To celebrate turning 40, I’ve challenged myself to blog for each of the 40 days leading into my birthday. This is post number 35. You can read all the posts here.
I first started blogging at a seemingly inappropriate time in my life. I had zero ‘spare time’ on my hands and was slowly being crushed by stress and depression.
So, why did I start?
I think it’s because I sensed having a no-pressure, ‘just for me’ creative outlet was just what I needed at the time.
In my day job, I was a graphic designer. You’d think there was ample opportunity for creativity there. But there wasn’t. I was under the pump all the time so I was simply churning out the stuff I knew would work.

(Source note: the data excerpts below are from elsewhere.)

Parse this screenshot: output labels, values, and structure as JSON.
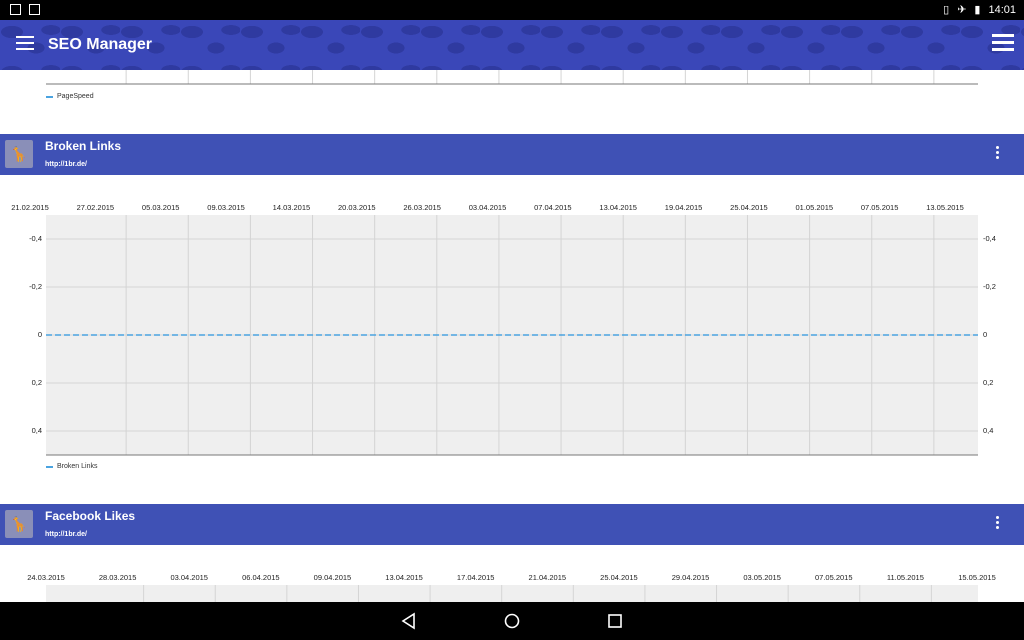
{
  "statusbar": {
    "time": "14:01"
  },
  "appbar": {
    "title": "SEO Manager"
  },
  "pagespeed_card": {
    "legend": "PageSpeed"
  },
  "broken_links_card": {
    "title": "Broken Links",
    "url": "http://1br.de/",
    "legend": "Broken Links"
  },
  "facebook_card": {
    "title": "Facebook Likes",
    "url": "http://1br.de/"
  },
  "chart_data": [
    {
      "type": "line",
      "title": "Broken Links",
      "categories": [
        "21.02.2015",
        "27.02.2015",
        "05.03.2015",
        "09.03.2015",
        "14.03.2015",
        "20.03.2015",
        "26.03.2015",
        "03.04.2015",
        "07.04.2015",
        "13.04.2015",
        "19.04.2015",
        "25.04.2015",
        "01.05.2015",
        "07.05.2015",
        "13.05.2015"
      ],
      "series": [
        {
          "name": "Broken Links",
          "values": [
            0,
            0,
            0,
            0,
            0,
            0,
            0,
            0,
            0,
            0,
            0,
            0,
            0,
            0,
            0
          ]
        }
      ],
      "yticks": [
        "-0,4",
        "-0,2",
        "0",
        "0,2",
        "0,4"
      ],
      "ylim": [
        -0.5,
        0.5
      ],
      "grid": true,
      "legend": "bottom-left"
    },
    {
      "type": "line",
      "title": "Facebook Likes",
      "categories": [
        "24.03.2015",
        "28.03.2015",
        "03.04.2015",
        "06.04.2015",
        "09.04.2015",
        "13.04.2015",
        "17.04.2015",
        "21.04.2015",
        "25.04.2015",
        "29.04.2015",
        "03.05.2015",
        "07.05.2015",
        "11.05.2015",
        "15.05.2015"
      ],
      "series": [],
      "grid": true
    }
  ],
  "colors": {
    "accent": "#3f51b5",
    "series": "#4aa3e0",
    "plot_bg": "#efefef"
  },
  "icons": {
    "nav_menu": "hamburger-icon",
    "overflow": "overflow-menu-icon",
    "back": "back-icon",
    "home": "home-icon",
    "recents": "recents-icon"
  }
}
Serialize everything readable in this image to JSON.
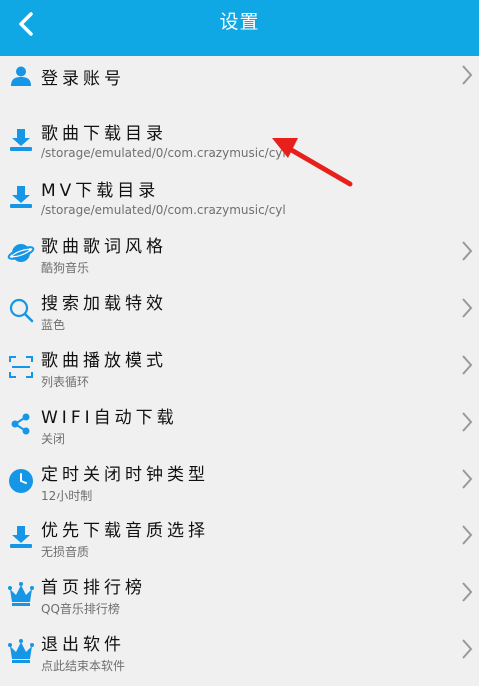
{
  "header": {
    "title": "设置",
    "back_icon": "chevron-left-icon",
    "background": "#0fa8e4"
  },
  "items": [
    {
      "title": "登录账号",
      "subtitle": "",
      "icon": "user-icon",
      "chevron": true
    },
    {
      "title": "歌曲下载目录",
      "subtitle": "/storage/emulated/0/com.crazymusic/cyl",
      "icon": "download-icon",
      "chevron": false
    },
    {
      "title": "MV下载目录",
      "subtitle": "/storage/emulated/0/com.crazymusic/cyl",
      "icon": "download-icon",
      "chevron": false
    },
    {
      "title": "歌曲歌词风格",
      "subtitle": "酷狗音乐",
      "icon": "planet-icon",
      "chevron": true
    },
    {
      "title": "搜索加载特效",
      "subtitle": "蓝色",
      "icon": "search-icon",
      "chevron": true
    },
    {
      "title": "歌曲播放模式",
      "subtitle": "列表循环",
      "icon": "scan-frame-icon",
      "chevron": true
    },
    {
      "title": "WIFI自动下载",
      "subtitle": "关闭",
      "icon": "share-icon",
      "chevron": true
    },
    {
      "title": "定时关闭时钟类型",
      "subtitle": "12小时制",
      "icon": "clock-icon",
      "chevron": true
    },
    {
      "title": "优先下载音质选择",
      "subtitle": "无损音质",
      "icon": "download-icon",
      "chevron": true
    },
    {
      "title": "首页排行榜",
      "subtitle": "QQ音乐排行榜",
      "icon": "crown-icon",
      "chevron": true
    },
    {
      "title": "退出软件",
      "subtitle": "点此结束本软件",
      "icon": "crown-icon",
      "chevron": true
    }
  ],
  "annotation": {
    "icon": "red-arrow-icon",
    "color": "#e8201c"
  },
  "colors": {
    "accent": "#0fa8e4",
    "icon_blue": "#1596e6",
    "chevron": "#999999"
  }
}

Day in, day out. There was never time to try out new ideas, techniques or approaches.
And that was the problem.
More than anything, being creative involves a willingness to try new things. Most of those things don’t work, but that doesn’t matter. The important thing is having an idea, then testing it to see how it lands.
When it doesn’t work, no worries. You move on to the next idea.
When it does work the payoff is two-fold:
- Internally – a deep sense of satisfaction.
- Externally – connection with others, usually because the execution of your idea has made their lives better in some meaningful way.
This is why creativity isn’t limited to the arts, (obvious things like writing and painting).
Creativity comes into play when you pull together a functional lunch box for your kids from an empty fridge and pantry.
It’s taking a different route when you go for a run.
It’s brokering a deal with a supplier to pay a bill in instalments to avoid cash flow issues in your business.
My friend Dan says, “If I’m feeling in a rut, normally writing a blog post or working on designs for a project, or making something around the house will make me good again.”
Another friend, Malini, says creativity saved her life.
I’m definitely with Dan. Whenever I feel a bit at sea, I try to make something. It can be as expansive as a blog post, as trite as an Instagram meme or as left-field (for me) as trying a new recipe.
I’ve actually found I can largely avoid ever having to deal with that ‘at sea’ feeling simply by ensuring I create something every day.
Think you’re not creative and the above isn’t available to you? I’ll leave you with these thoughts from Liz Gilbert.
Just be curious.
What is creative living?
It’s any life that is driven more strongly by curiosity than fear.